Quoique appartenant à une autre génération, mademoiselle Georges a été notre contemporaine par ses succès dans le drame moderne ; elle avait quitté Eschyle pour Shakspeare — ce n’est pas là une défection — et s’était généreusement associée aux efforts de notre école. Elle nous a ébloui, ému, passionné ; elle a fait passer sur nous le grand souffle des terreurs tragiques. Son souvenir est lié à celui d’œuvres qui ont été les événements de notre jeunesse, et il nous semble qu’une partie de nous-même s’en aille avec elle. Ainsi, pièce à pièce, l’édifice où nous avons vécu s’écroule, et chaque pierre qui tombe porte un nom illustre suivi d’une épitaphe.

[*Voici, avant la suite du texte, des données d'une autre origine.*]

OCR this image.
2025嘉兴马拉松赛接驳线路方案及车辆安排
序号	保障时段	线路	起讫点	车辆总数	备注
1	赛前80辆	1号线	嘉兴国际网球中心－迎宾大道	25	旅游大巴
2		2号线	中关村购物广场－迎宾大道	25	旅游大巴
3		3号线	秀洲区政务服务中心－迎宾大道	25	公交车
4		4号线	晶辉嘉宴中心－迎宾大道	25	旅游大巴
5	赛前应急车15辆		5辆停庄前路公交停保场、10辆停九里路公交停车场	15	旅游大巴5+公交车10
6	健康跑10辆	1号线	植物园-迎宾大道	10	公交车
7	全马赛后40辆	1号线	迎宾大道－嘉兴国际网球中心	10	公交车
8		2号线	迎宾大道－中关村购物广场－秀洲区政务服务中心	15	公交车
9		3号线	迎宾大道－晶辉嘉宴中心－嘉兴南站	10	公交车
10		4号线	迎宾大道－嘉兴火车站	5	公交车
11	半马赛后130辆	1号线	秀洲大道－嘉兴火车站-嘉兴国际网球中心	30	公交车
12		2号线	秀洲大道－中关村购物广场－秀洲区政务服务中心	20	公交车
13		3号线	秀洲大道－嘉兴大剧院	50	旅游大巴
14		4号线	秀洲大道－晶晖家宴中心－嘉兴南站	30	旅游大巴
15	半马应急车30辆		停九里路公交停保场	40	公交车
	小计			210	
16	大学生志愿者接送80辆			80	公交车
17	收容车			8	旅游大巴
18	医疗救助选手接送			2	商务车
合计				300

Les représentants de nos anciens rêves s’évanouissent, nos interlocuteurs d’autrefois entrent dans l’éternel silence, nos types de beauté s’effacent ; nos amours, nos admirations ne sont plus ; notre idéal a fui.

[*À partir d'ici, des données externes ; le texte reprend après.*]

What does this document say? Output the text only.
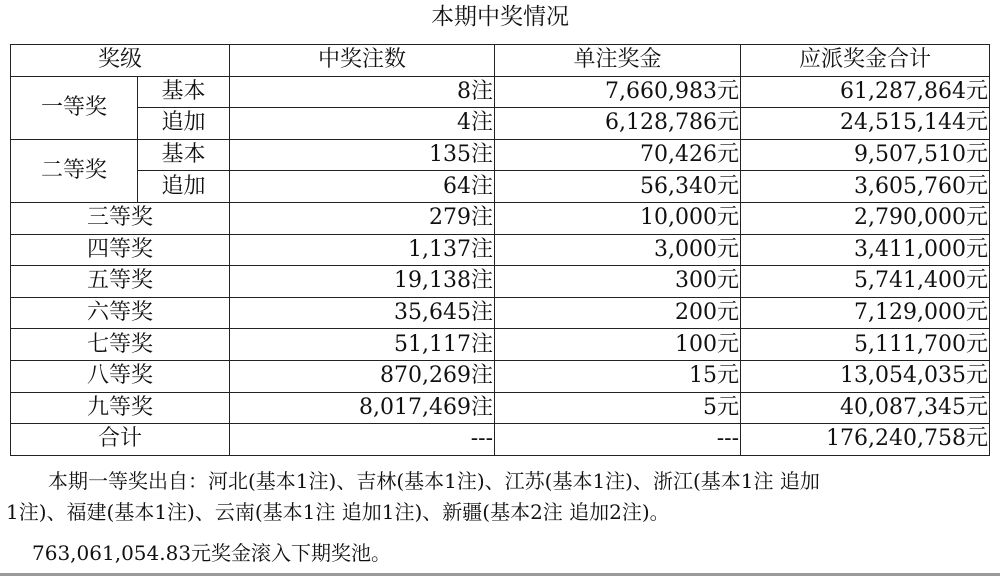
本期中奖情况
奖级		中奖注数	单注奖金	应派奖金合计
一等奖	基本	8注	7,660,983元	61,287,864元
	追加	4注	6,128,786元	24,515,144元
二等奖	基本	135注	70,426元	9,507,510元
	追加	64注	56,340元	3,605,760元
三等奖		279注	10,000元	2,790,000元
四等奖		1,137注	3,000元	3,411,000元
五等奖		19,138注	300元	5,741,400元
六等奖		35,645注	200元	7,129,000元
七等奖		51,117注	100元	5,111,700元
八等奖		870,269注	15元	13,054,035元
九等奖		8,017,469注	5元	40,087,345元
合计		---	---	176,240,758元
本期一等奖出自：河北(基本1注)、吉林(基本1注)、江苏(基本1注)、浙江(基本1注 追加
1注)、福建(基本1注)、云南(基本1注 追加1注)、新疆(基本2注 追加2注)。
763,061,054.83元奖金滚入下期奖池。
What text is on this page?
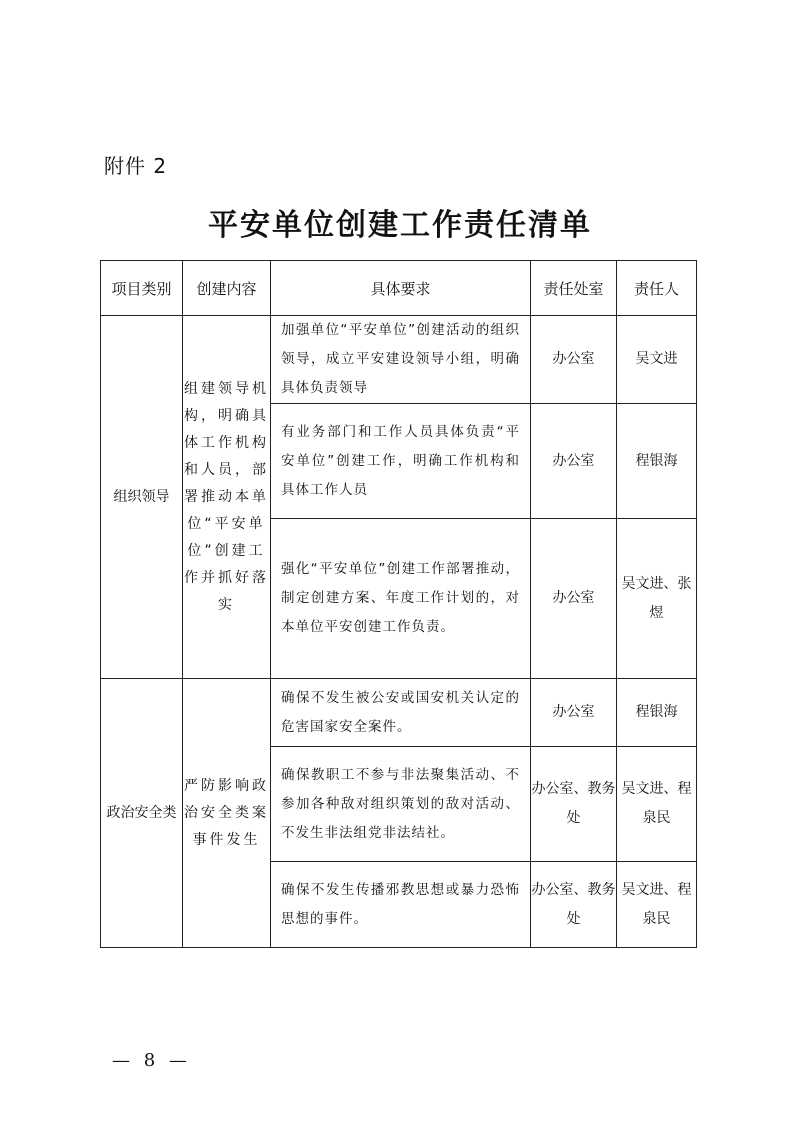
附件 2
平安单位创建工作责任清单
项目类别	创建内容	具体要求	责任处室	责任人
组织领导	组建领导机构，明确具体工作机构和人员，部署推动本单位“平安单位”创建工作并抓好落实	加强单位“平安单位”创建活动的组织领导，成立平安建设领导小组，明确具体负责领导	办公室	吴文进
		有业务部门和工作人员具体负责“平安单位”创建工作，明确工作机构和具体工作人员	办公室	程银海
		强化“平安单位”创建工作部署推动，制定创建方案、年度工作计划的，对本单位平安创建工作负责。	办公室	吴文进、张煜
政治安全类	严防影响政治安全类案事件发生	确保不发生被公安或国安机关认定的危害国家安全案件。	办公室	程银海
		确保教职工不参与非法聚集活动、不参加各种敌对组织策划的敌对活动、不发生非法组党非法结社。	办公室、教务处	吴文进、程泉民
		确保不发生传播邪教思想或暴力恐怖思想的事件。	办公室、教务处	吴文进、程泉民
— 8 —
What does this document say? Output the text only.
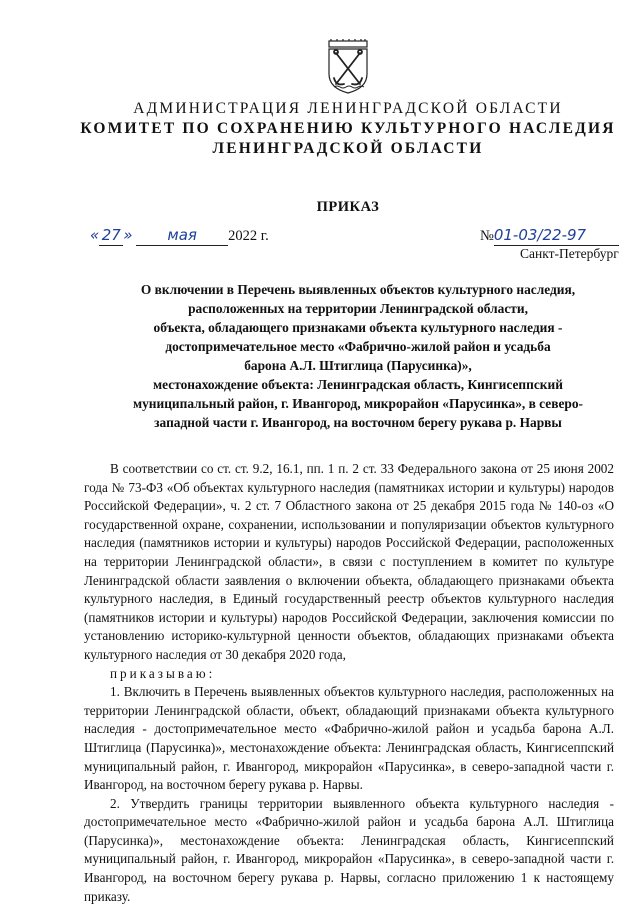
АДМИНИСТРАЦИЯ ЛЕНИНГРАДСКОЙ ОБЛАСТИ
КОМИТЕТ ПО СОХРАНЕНИЮ КУЛЬТУРНОГО НАСЛЕДИЯ
ЛЕНИНГРАДСКОЙ ОБЛАСТИ
ПРИКАЗ
« 27 » мая 2022 г.	№01-03/22-97
Санкт-Петербург
О включении в Перечень выявленных объектов культурного наследия,
расположенных на территории Ленинградской области,
объекта, обладающего признаками объекта культурного наследия -
достопримечательное место «Фабрично-жилой район и усадьба
барона А.Л. Штиглица (Парусинка)»,
местонахождение объекта: Ленинградская область, Кингисеппский
муниципальный район, г. Ивангород, микрорайон «Парусинка», в северо-
западной части г. Ивангород, на восточном берегу рукава р. Нарвы

В соответствии со ст. ст. 9.2, 16.1, пп. 1 п. 2 ст. 33 Федерального закона от 25 июня 2002 года № 73-ФЗ «Об объектах культурного наследия (памятниках истории и культуры) народов Российской Федерации», ч. 2 ст. 7 Областного закона от 25 декабря 2015 года № 140-оз «О государственной охране, сохранении, использовании и популяризации объектов культурного наследия (памятников истории и культуры) народов Российской Федерации, расположенных на территории Ленинградской области», в связи с поступлением в комитет по культуре Ленинградской области заявления о включении объекта, обладающего признаками объекта культурного наследия, в Единый государственный реестр объектов культурного наследия (памятников истории и культуры) народов Российской Федерации, заключения комиссии по установлению историко-культурной ценности объектов, обладающих признаками объекта культурного наследия от 30 декабря 2020 года,

приказываю:

1. Включить в Перечень выявленных объектов культурного наследия, расположенных на территории Ленинградской области, объект, обладающий признаками объекта культурного наследия - достопримечательное место «Фабрично-жилой район и усадьба барона А.Л. Штиглица (Парусинка)», местонахождение объекта: Ленинградская область, Кингисеппский муниципальный район, г. Ивангород, микрорайон «Парусинка», в северо-западной части г. Ивангород, на восточном берегу рукава р. Нарвы.

2. Утвердить границы территории выявленного объекта культурного наследия - достопримечательное место «Фабрично-жилой район и усадьба барона А.Л. Штиглица (Парусинка)», местонахождение объекта: Ленинградская область, Кингисеппский муниципальный район, г. Ивангород, микрорайон «Парусинка», в северо-западной части г. Ивангород, на восточном берегу рукава р. Нарвы, согласно приложению 1 к настоящему приказу.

Il nous faut chercher un autre milieu, faire de nouvelles connaissances, accoutumer nos yeux à des visages inconnus, trouver d’autres gloires, inventer des talents, prendre la jeunesse où elle est, admirer ce qui vient, tâcher de lire les livres qu’on imprime, d’écouter les pièces qu’on joue ; en un mot, refaire de fond en comble le mobilier de notre vie. C’est le train du monde, et l’on aurait tort de s’en plaindre. Chaque flot luit un moment sous le rayon et puis rentre dans l’ombre. Heureuse encore la vague qui reçoit le reflet de lumière ! Mais avec quelque courage qu’on s’enfonce dans le mystérieux avenir, on ne peut se défendre d’un mélancolique retour sur soi-même, à chacune de ces morts qui diminuent le nombre des témoins et des compagnons de notre passé ; on songe avec effroi qu’on va bientôt être comme un étranger, dont personne ne sait l’origine et les antécédents, parmi la génération actuelle ; un douloureux sentiment de solitude s’empare de votre âme, et l’on se dit que peut-être on eût bien fait de s’en aller avec les autres.

L’illustre tragédienne repose sur la colline aux arbres verts, ayant pour linceul le manteau noir de Rodogune qu’elle portait à sa représentation d’adieu. Ainsi un soldat tombé dort dans son manteau de guerre.